Na quarta-feira, 24, a Secretaria de Relações Institucionais da Presidência da República divulgou uma nota afirmando que, nos 50 dias úteis após a sanção do Orçamento, empenhou 1,78% do total de emendas em 2025, mais do que em anos anteriores (0,61% em 2023 e 0,35% em 2024), nesse critério de comparação.
"Mesmo com a diferença nas datas de sanção e a vigência a Lei Complementar nº 210/2024, o ritmo da execução das emendas está sendo mais rápido em 2025, na comparação com os dois últimos anos - 2023 e 2024?, afirmou a pasta, responsável por fazer a articulação política do Palácio do Planalto.
Sobre as emendas de comissão, integrantes do governo argumentam que o Congresso ainda não encaminhou as indicações dos municípios que receberão os recursos aprovados em 2025. Os parlamentares, por outro lado, dizem que falta acordo com o Executivo para combinar esses pagamentos e que as decisões do STF embaralharam as indicações.
"A execução orçamentária de emendas parlamentares segue o estabelecido pelas leis vigentes. Assim, como prevê a LDO e a Lei Complementar (LC) nº 210/2024, tão logo sejam feitas as indicações dos parlamentares e apresentação das propostas pelos beneficiários, o Executivo procederá às analises técnicas e aos empenhos das referidas emendas, respeitando os prazos legais", disse a SRI ao Estadão nesta quarta.
Um dos impasses é a pressão do Congresso para usar o dinheiro das emendas no pagamento de funcionários de prefeituras na área de saúde, conforme o Estadão revelou.

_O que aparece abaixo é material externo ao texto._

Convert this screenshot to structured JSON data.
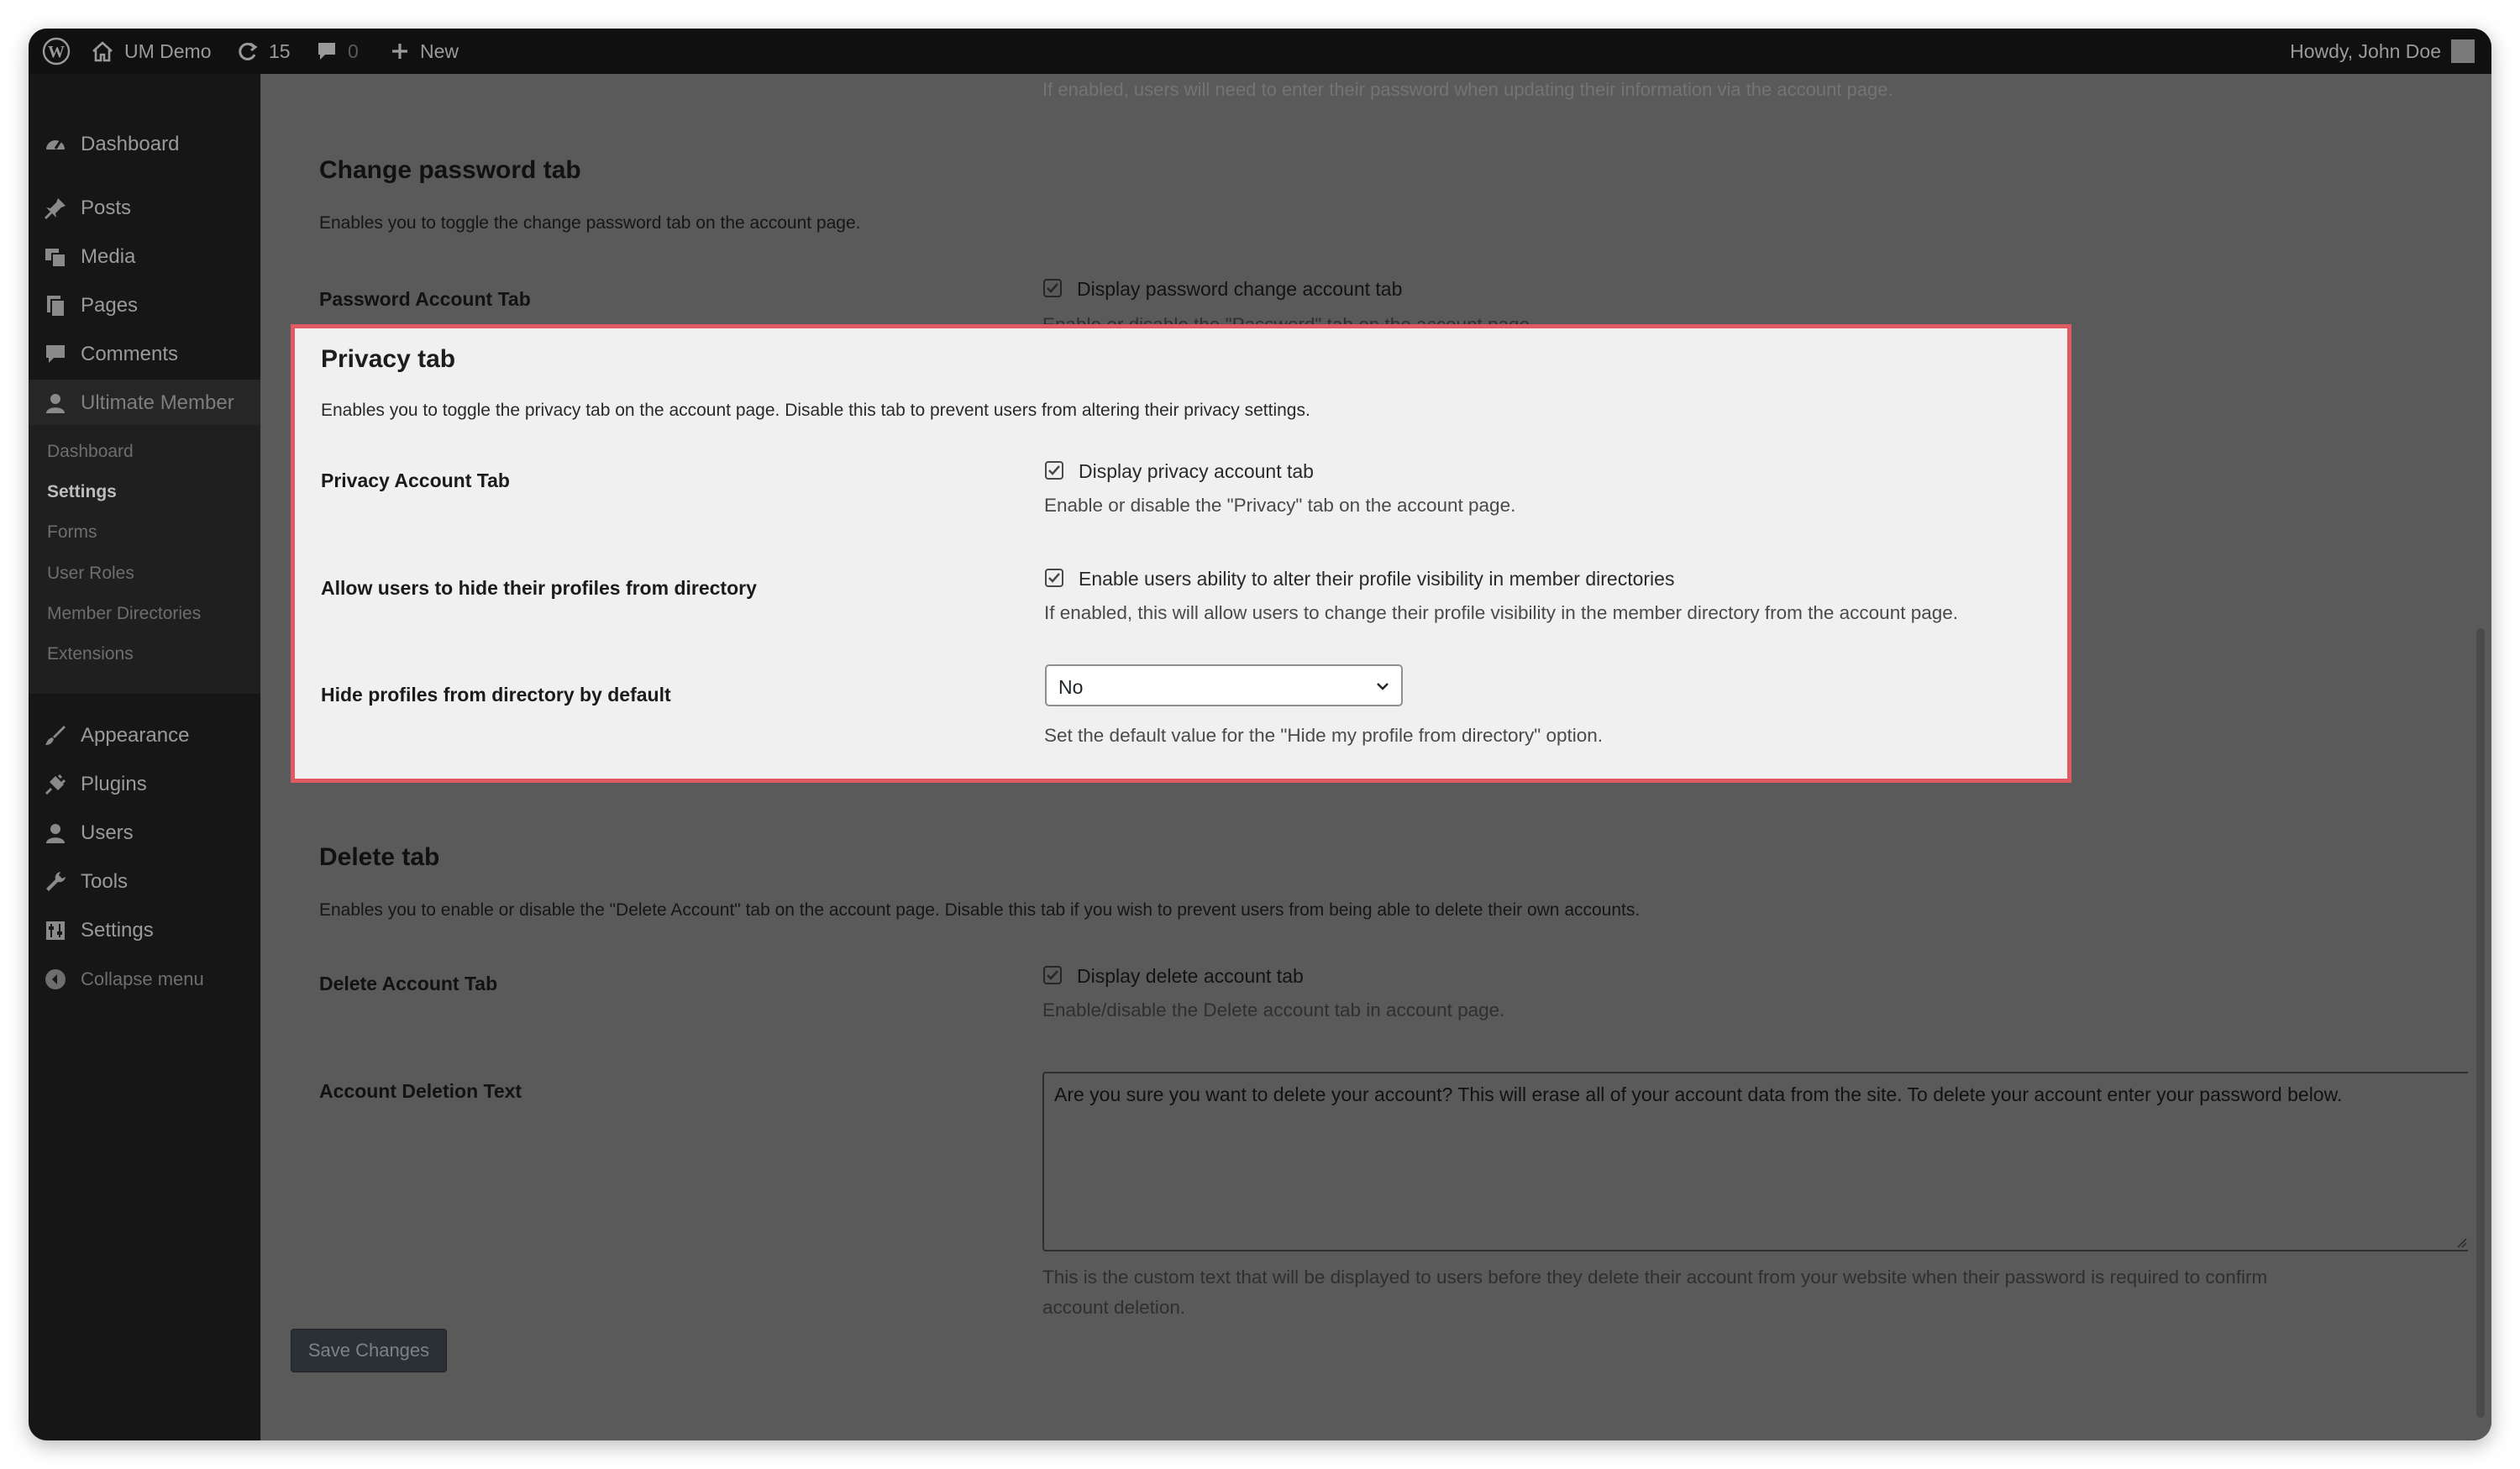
{
  "adminbar": {
    "wp_logo": "wordpress-logo-icon",
    "site_name": "UM Demo",
    "updates_count": "15",
    "comments_count": "0",
    "new_label": "New",
    "howdy": "Howdy, John Doe"
  },
  "sidebar": {
    "items": [
      {
        "label": "Dashboard",
        "icon": "dashboard-icon"
      },
      {
        "label": "Posts",
        "icon": "pin-icon"
      },
      {
        "label": "Media",
        "icon": "media-icon"
      },
      {
        "label": "Pages",
        "icon": "pages-icon"
      },
      {
        "label": "Comments",
        "icon": "comment-icon"
      },
      {
        "label": "Ultimate Member",
        "icon": "user-icon"
      },
      {
        "label": "Appearance",
        "icon": "brush-icon"
      },
      {
        "label": "Plugins",
        "icon": "plugin-icon"
      },
      {
        "label": "Users",
        "icon": "users-icon"
      },
      {
        "label": "Tools",
        "icon": "wrench-icon"
      },
      {
        "label": "Settings",
        "icon": "settings-icon"
      },
      {
        "label": "Collapse menu",
        "icon": "collapse-icon"
      }
    ],
    "submenu": [
      "Dashboard",
      "Settings",
      "Forms",
      "User Roles",
      "Member Directories",
      "Extensions"
    ]
  },
  "content": {
    "clipped_top_text": "If enabled, users will need to enter their password when updating their information via the account page.",
    "change_password": {
      "heading": "Change password tab",
      "description": "Enables you to toggle the change password tab on the account page.",
      "row_label": "Password Account Tab",
      "checkbox_label": "Display password change account tab",
      "help": "Enable or disable the \"Password\" tab on the account page."
    },
    "privacy": {
      "heading": "Privacy tab",
      "description": "Enables you to toggle the privacy tab on the account page. Disable this tab to prevent users from altering their privacy settings.",
      "row1_label": "Privacy Account Tab",
      "row1_checkbox": "Display privacy account tab",
      "row1_help": "Enable or disable the \"Privacy\" tab on the account page.",
      "row2_label": "Allow users to hide their profiles from directory",
      "row2_checkbox": "Enable users ability to alter their profile visibility in member directories",
      "row2_help": "If enabled, this will allow users to change their profile visibility in the member directory from the account page.",
      "row3_label": "Hide profiles from directory by default",
      "row3_select": "No",
      "row3_help": "Set the default value for the \"Hide my profile from directory\" option."
    },
    "delete": {
      "heading": "Delete tab",
      "description": "Enables you to enable or disable the \"Delete Account\" tab on the account page. Disable this tab if you wish to prevent users from being able to delete their own accounts.",
      "row1_label": "Delete Account Tab",
      "row1_checkbox": "Display delete account tab",
      "row1_help": "Enable/disable the Delete account tab in account page.",
      "row2_label": "Account Deletion Text",
      "textarea_value": "Are you sure you want to delete your account? This will erase all of your account data from the site. To delete your account enter your password below.",
      "help_line1": "This is the custom text that will be displayed to users before they delete their account from your website when their password is required to confirm",
      "help_line2": "account deletion."
    },
    "save_label": "Save Changes"
  }
}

A medida contraria o Tribunal de Contas da União (TCU), o Ministério da Saúde e é proibida pela Constituição, mas levou o Legislativo a aprovar uma resolução permitindo o uso das emendas de comissão e de bancada no pagamento de pessoal.
Na sexta-feira, 27, Motta e Alcolumbre devem comparecer a uma audiência convocada por Flávio Dino para discutir as emendas parlamentares no STF. Além de cobrar a liberação de emendas, líderes do Congresso pedem que o governo corte gastos em vez de investir no aumento de impostos para elevar a arrecadação.
O governo, por outro lado, avisou que, se o decreto do IOF for derrubado, vai ser obrigado a congelar mais recursos do Orçamento deste ano, além dos R$ 31,3 bilhões que já estão em contenção, atingindo inclusive as emendas parlamentares.
"O decreto do IOF corrige uma injustiça: combate a evasão de impostos dos mais ricos para equilibrar as contas públicas e garantir os direitos sociais dos trabalhadores", escreveu o ministro Fernando Haddad, também no X, na manhã de quarta.
O decreto do IOF corrige uma injustiça: combate a evasão de impostos dos mais ricos para equilibrar as contas públicas e garantir os direitos sociais dos trabalhadores.
— Fernando Haddad (@Haddad_Fernando) June 25, 2025
"A derrubada dessa medida exigiria novos bloqueios e contingenciamentos no Orçamento, prejudicando programas sociais e investimentos importantes para o país, afetando inclusive a execução das emendas parlamentares", afirmou a ministra da Secretaria de Relações Institucionais da Presidência, Gleisi Hoffmann, na mesma rede social.